It’s all about the crab flavor shining in this dish, and the other components help it glow by supporting the crab, not overshadowing it. Our middlins are cooked to imbibe lemon flavors and then more lemon is added to the dish. These are combined with Madeira for flavor and sweetness and some cheeses that help coddle the rich crab taste.
¾ cup Original Mississippi Middlins or Missimati Middlins White Rice Grits
1 tbsp butter
1¼ cup water
Juice of 1 lemon
1 bay leaf
1½ tsp tarragon, finely chopped
1 stalk lemongrass, beaten
For the dip
1 pound crab meat
½ cup red bell pepper, diced
1 shallot, finely diced
8 scallions, finely chopped (about ½ cup)
2 celery ribs, split lengthwise and finely diced (about ½ cup)
1 tbsp coriander, freshly ground
1 tsp prepared horseradish
2 tbsp lemon peel
Juice of 1 lemon (about ¼ cup)
¼ cup Madeira
¼ tsp cayenne, ground
2 tsp celery salt
8 ounces cream cheese, softened
1½ cup Fontina, Asiago, Gruyere (choice), shredded
1 cup mayonnaise (homemade, Dukes, or Blue Plate)
Two Brooks Farm Roasted Rice, for topping (see our website for recipe), optional
Preheat oven to 300 degrees Fahrenheit.
Prepare the rice. In medium pan, melt butter and add rice. Swirl in pan to coat kernels with fat. Add tarragon, lemon juice, water, and push lemongrass and bay leaf down in rice. Bring to boil, cover with tight fitting lid, turn burner down to simmer, and cook 10 minutes. At this point check for doneness and if done, remove lemongrass and bay leaf for discard, stir once with fork, and set aside. This will produce about 2 cups of grits.

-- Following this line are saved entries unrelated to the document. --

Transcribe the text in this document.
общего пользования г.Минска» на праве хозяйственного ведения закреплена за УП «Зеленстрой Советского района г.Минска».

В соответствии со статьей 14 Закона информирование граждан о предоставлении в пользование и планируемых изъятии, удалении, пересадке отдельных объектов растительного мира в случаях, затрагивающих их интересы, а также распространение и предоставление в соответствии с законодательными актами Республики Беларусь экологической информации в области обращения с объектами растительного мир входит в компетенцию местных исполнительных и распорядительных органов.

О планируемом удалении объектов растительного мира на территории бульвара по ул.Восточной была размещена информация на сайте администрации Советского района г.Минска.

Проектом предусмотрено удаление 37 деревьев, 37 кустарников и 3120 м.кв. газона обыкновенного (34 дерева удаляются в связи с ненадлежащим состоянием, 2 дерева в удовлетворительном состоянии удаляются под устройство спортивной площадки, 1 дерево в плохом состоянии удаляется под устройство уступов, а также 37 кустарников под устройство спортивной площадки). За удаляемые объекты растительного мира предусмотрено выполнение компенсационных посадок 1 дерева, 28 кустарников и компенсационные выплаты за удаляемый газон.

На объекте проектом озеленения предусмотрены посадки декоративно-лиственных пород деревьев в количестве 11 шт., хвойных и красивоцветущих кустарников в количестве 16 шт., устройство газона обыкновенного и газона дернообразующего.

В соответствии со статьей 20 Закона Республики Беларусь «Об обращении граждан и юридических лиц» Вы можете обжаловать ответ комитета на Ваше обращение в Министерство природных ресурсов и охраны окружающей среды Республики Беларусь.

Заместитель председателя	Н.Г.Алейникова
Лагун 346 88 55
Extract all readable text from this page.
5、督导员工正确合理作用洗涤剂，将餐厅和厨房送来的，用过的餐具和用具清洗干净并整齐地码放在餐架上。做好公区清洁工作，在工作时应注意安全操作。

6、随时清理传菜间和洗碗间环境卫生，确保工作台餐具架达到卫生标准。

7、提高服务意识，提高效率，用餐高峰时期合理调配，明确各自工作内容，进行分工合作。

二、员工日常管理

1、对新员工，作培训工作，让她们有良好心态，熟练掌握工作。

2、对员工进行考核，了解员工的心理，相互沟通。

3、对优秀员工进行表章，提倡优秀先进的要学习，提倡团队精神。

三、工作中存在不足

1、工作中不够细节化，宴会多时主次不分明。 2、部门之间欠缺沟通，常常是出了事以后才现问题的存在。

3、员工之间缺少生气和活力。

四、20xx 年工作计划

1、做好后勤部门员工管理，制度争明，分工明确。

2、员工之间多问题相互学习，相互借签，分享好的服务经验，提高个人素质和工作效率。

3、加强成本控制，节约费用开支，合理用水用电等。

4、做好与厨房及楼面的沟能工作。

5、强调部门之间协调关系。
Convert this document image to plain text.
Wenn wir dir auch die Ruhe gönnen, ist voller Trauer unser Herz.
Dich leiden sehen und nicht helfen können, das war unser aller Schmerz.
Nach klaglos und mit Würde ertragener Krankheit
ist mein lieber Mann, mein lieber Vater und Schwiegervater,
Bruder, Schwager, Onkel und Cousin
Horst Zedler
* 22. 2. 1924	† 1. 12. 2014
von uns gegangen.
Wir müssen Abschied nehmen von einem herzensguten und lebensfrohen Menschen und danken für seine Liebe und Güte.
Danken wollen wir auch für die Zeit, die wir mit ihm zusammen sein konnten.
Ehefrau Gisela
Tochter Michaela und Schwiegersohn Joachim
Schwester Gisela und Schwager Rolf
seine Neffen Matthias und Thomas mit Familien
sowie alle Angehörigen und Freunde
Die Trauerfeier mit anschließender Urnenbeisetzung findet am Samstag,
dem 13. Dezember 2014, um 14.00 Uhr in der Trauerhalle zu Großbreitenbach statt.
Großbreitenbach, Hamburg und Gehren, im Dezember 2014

For the dip. Combine all other remaining ingredients except crab meat and roasted rice and blend well. When rice grits are cool, ensure they are clump free by lightly stirring with fork. Add them and crab meat to other ingredients and blend well. Apply cooking spray or oil to a 9 inch round or square oven proof dish, and fill with dip. Garnish with roasted rice, if preferred. Bake for 40 minutes, or until warmed through. Serve with pita or bagel chips, or crackers of choice. Enjoy!